LIFESTYLE

Bodenmacher Nummer eins

© Mannheimer Morgen, Samstag, 15.02.2020 © Getty Images/iStockphoto

Bild: Istock

Mit Regen hat der Regenwurm gar nichts zu tun. Zwar wird er durch die Vibration der Regentropfen aus der Erde an die Oberfläche gelockt. Sein Name stammt aber vielmehr von seinem Verhalten ab: Er frisst und arbeitet fast ununterbrochen, weshalb er früher auch „reger Wurm“ genannt wurde.
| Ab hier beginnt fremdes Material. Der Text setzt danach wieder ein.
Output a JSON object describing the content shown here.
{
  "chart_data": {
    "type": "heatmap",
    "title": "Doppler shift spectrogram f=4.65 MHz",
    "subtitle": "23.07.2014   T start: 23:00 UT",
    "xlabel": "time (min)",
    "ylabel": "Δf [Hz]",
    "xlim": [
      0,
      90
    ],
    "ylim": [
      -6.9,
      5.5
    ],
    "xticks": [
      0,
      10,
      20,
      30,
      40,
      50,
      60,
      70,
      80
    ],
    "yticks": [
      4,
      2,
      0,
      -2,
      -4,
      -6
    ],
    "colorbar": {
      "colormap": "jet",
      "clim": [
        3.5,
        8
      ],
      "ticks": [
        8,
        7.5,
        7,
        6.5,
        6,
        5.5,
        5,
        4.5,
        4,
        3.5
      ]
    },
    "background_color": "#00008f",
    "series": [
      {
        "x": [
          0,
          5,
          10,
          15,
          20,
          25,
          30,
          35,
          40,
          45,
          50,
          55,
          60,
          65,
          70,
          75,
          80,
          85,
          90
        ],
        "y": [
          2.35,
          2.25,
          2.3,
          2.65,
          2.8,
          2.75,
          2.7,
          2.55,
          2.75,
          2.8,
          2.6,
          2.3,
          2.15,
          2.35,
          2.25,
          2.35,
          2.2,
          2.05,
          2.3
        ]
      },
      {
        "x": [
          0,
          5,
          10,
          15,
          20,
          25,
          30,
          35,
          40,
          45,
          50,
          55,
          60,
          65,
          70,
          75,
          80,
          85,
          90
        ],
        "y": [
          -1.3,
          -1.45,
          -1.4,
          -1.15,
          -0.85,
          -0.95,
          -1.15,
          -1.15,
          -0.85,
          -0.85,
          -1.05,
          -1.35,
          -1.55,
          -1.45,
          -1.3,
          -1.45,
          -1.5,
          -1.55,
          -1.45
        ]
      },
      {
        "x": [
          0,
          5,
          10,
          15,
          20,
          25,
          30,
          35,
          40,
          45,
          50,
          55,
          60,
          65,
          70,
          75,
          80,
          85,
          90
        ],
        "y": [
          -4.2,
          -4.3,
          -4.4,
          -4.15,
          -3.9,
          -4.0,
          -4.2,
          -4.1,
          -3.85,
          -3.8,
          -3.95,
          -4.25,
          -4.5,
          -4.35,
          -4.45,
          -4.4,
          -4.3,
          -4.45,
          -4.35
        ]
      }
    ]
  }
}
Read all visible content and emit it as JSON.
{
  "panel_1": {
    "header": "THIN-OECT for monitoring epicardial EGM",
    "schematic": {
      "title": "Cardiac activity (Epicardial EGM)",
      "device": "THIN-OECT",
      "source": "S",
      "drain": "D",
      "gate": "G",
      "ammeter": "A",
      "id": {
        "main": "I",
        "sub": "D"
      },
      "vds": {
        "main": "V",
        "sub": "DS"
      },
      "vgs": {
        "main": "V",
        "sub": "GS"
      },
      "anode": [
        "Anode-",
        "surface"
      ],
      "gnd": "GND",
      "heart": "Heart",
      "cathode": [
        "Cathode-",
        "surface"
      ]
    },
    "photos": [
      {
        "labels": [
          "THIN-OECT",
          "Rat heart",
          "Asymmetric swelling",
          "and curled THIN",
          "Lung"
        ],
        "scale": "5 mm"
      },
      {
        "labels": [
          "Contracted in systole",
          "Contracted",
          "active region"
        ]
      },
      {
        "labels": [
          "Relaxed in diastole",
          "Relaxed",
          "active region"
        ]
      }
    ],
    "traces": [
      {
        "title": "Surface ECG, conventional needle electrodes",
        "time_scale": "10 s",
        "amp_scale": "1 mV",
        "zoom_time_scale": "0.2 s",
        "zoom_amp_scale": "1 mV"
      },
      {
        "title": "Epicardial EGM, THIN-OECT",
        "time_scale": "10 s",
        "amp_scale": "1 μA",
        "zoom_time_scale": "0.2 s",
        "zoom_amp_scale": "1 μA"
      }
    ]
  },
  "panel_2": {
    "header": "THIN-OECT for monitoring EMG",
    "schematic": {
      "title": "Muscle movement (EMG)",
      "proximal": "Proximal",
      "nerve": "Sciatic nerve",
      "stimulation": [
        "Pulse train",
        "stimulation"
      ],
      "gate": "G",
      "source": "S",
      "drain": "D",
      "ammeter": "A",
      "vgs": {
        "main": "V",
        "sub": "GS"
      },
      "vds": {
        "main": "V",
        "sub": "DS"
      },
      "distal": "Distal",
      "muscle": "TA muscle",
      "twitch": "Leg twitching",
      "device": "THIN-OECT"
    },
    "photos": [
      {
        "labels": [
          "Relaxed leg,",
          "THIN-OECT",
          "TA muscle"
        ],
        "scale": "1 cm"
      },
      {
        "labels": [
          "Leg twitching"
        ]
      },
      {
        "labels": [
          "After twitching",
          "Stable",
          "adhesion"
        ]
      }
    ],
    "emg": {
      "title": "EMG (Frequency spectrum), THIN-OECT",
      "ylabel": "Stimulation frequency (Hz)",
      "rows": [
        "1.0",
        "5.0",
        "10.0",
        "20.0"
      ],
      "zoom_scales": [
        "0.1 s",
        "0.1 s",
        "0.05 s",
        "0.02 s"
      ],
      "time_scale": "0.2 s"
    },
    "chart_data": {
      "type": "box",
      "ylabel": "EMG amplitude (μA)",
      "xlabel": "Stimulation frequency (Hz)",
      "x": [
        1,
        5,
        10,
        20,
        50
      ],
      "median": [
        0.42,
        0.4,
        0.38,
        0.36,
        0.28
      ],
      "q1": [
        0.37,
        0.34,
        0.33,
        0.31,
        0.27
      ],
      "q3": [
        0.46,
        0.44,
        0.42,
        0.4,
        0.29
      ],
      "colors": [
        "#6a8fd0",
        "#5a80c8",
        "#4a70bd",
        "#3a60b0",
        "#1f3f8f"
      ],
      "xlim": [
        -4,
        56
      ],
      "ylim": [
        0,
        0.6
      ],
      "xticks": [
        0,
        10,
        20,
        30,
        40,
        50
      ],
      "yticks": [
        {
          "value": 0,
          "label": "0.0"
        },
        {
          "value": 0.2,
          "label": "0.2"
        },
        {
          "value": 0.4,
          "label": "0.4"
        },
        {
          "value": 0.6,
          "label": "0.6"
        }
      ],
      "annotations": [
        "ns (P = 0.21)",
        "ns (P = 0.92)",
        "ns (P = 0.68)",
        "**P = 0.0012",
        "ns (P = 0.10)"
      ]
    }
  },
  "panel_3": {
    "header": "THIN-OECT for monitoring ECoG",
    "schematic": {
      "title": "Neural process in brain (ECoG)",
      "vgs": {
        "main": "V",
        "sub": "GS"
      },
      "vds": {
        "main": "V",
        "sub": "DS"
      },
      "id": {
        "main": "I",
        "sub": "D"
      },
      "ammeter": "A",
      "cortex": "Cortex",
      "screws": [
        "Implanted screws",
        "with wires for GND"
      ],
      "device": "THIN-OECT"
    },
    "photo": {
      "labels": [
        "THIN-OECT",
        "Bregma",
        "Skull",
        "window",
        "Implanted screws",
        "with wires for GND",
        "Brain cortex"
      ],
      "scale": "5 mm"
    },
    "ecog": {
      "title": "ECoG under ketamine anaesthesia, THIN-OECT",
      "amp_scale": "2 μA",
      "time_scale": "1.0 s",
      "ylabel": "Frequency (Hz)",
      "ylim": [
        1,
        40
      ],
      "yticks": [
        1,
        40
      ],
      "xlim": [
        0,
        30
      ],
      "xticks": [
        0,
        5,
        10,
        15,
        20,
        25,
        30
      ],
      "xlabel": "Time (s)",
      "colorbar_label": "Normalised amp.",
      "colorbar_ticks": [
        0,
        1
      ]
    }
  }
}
Mit seiner Arbeit leistet er einen unschätzbaren Dienst. Durch sein stetiges Graben lockert der Regenwurm den Boden auf und belüftet ihn, erhöht die Wasserspeicherkapazität und schützt so vor Überschwemmungen, schichtet Nährstoffe um und liefert besseren Dünger als so mancher Kompost. Erst wenn Blätter und Pflanzenreste zersetzt sind, werden sie zur Nahrung für den Wurm – zusammen mit viel Erde. Im Darm wird alles mit Bakterien vermischt, und das Ergebnis – der Kot – ist: noch bessere Erde. Der Regenwurm hält somit den Boden gesund und sorgt dafür, dass Pflanzen gedeihen können. Grund genug, den kleinen Bodenmacher zu feiern, und das nicht nur am heutigen Tag des Regenwurms. „Den“ Regenwurm gibt es allerdings gar nicht: Allein in Deutschland kommen 46 Arten vor, weltweit sogar mehr als 3000. Auch wenn das wirbellose Tier blind, taub und stumm ist, gehört es doch zu den stärksten der Welt. Ein Regenwurm kann das 50- bis 60-Fache seines eigenen Körpergewichts stemmen.